Automated Takedowns, Enforcement and Remediation Options
After implementing DNS and certificate hygiene, organizations can use automated takedown and enforcement tools to remove active digital threats.
EBRAND’s X-RAY platform provides continuous monitoring that can trigger takedowns of phishing sites, counterfeit domains, fraudulent ads, and impersonating accounts in near real time.
Contextual AI detection supports remediation by prioritizing and automating routine steps, which can reduce manual intervention and shorten response time.
When automated remediation is combined with consolidated threat intelligence, security teams gain situational visibility that helps limit impact and reduce the likelihood of escalation across channels and regions.
Customizing Protection With Brand-Specific Tuning and Geofencing
When detection is tuned to a specific brand and combined with geofencing, monitoring can be focused on the assets and markets that matter to the organization. EBRAND’s X-RAY implements three principal capabilities:
- Brand-specific tuning: Monitoring rules and models are configured to recognize an organization’s assets (domains, product names, social profiles, trademarks), which reduces signals unrelated to the brand and lowers false positive rates. This makes alerts more relevant to business concerns.
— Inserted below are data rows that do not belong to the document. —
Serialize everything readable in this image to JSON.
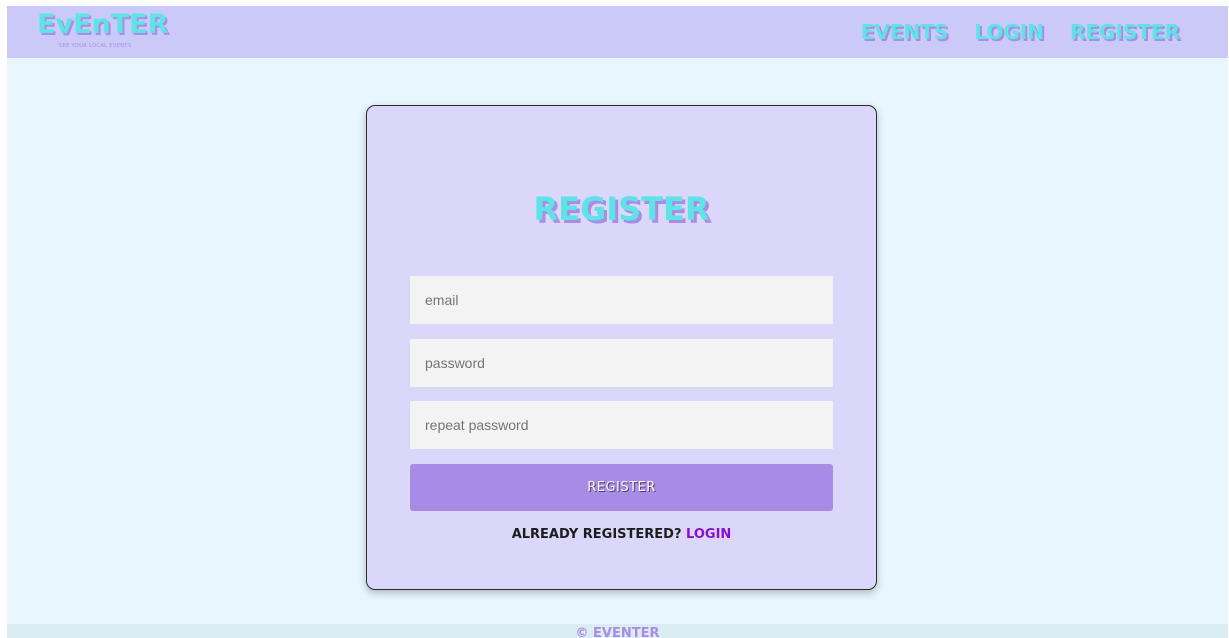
{
  "brand": {
    "name": "EvEnTER",
    "tagline": "see your local events",
    "primary_color": "#5ee3e6",
    "shadow_color": "#a98ce6"
  },
  "nav": {
    "items": [
      {
        "label": "Events"
      },
      {
        "label": "Login"
      },
      {
        "label": "Register"
      }
    ]
  },
  "form": {
    "title": "Register",
    "email_placeholder": "email",
    "password_placeholder": "password",
    "repeat_placeholder": "repeat password",
    "submit_label": "REGISTER",
    "already_text": "Already registered?",
    "login_link": "Login"
  },
  "footer": {
    "text": "© Eventer"
  }
}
- Contextual AI and real-time risk scoring: Contextual analysis prioritizes signals based on factors such as the type of impersonation, target asset criticality, and known threat patterns. Real-time scoring assigns risk levels that can be used to route and prioritize responses according to business impact and geography.
- Geofencing and regional mapping: Geofencing associates detected threats with geographic areas, which helps identify localized spoofing, fraud campaigns, or concentration of activity in specific markets.
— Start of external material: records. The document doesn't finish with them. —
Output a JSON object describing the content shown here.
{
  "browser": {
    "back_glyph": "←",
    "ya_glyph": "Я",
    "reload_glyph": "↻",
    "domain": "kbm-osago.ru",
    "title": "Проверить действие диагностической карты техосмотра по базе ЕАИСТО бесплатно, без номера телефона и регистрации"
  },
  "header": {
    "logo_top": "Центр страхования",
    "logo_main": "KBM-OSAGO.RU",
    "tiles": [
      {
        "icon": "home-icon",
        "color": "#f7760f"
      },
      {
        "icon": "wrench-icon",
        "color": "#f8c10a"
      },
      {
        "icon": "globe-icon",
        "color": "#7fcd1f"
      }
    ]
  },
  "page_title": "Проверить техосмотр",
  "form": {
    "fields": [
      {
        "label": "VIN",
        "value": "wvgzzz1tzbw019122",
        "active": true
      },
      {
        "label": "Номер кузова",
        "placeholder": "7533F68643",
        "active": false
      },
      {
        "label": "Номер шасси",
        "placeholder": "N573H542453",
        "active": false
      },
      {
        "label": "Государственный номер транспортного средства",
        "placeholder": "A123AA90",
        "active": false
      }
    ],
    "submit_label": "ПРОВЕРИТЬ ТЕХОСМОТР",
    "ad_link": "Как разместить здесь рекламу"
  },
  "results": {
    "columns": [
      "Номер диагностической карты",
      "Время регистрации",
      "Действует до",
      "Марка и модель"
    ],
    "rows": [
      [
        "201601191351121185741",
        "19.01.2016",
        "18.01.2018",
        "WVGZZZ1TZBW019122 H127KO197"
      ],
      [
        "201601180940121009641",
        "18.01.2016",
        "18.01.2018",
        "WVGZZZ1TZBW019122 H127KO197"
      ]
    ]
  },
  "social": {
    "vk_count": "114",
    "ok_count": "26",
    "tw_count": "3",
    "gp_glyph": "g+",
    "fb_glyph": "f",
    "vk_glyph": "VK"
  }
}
Operational outcomes from these capabilities include the ability to assign protection levels to individual assets, align detection sensitivity with organizational risk appetite, and focus investigative effort where it will have the greatest business effect.
These approaches require ongoing maintenance—regular updates to asset inventories and tuning parameters, quality data for model training, and attention to privacy and regulatory constraints in different jurisdictions—to remain effective as threat patterns change.
Integration, Reporting and Actionable Threat Intelligence
EBRAND’s X-RAY combines contextual AI detection with brand-specific tuning to produce real-time risk scores and actionable insights for decision-making.
Continuous monitoring and automated enforcement support identification, neutralization, and reporting of threats. Tailored reports consolidate threat intelligence and enable prioritization of responses by criticality and geography.
X-RAY integrates with incident-management tools to provide centralized reporting and shared threat intelligence across teams.
Customizable dashboards and exportable summaries support risk-management workflows, including takedowns and policy updates, and help maintain consistent security operations across multiple attack surfaces.
Onboarding, Support and Managed Service Options
EBRAND provides a tailored onboarding process to help teams adopt X-RAY’s tools and risk-scoring workflows. The onboarding includes step-by-step guidance and access to the X-RAY portal for threat detection and risk analysis.
Ongoing support is provided by a dedicated team that can assist with configuration, incident response, and policy tuning.
For organizations with limited internal resources, a managed service option is available for continuous digital risk monitoring and rapid response.
Both self-service and managed models allow adjustment of coverage to align with business priorities. Choosing between them typically involves weighing factors such as internal staff expertise, desired level of operational responsibility, acceptable response times, and budget.
Organizations with mature security teams may prefer the self-service approach to retain control and reduce service costs; organizations seeking to minimize operational burden or lacking specialized staff may prefer the managed service for consistent monitoring and faster incident handling.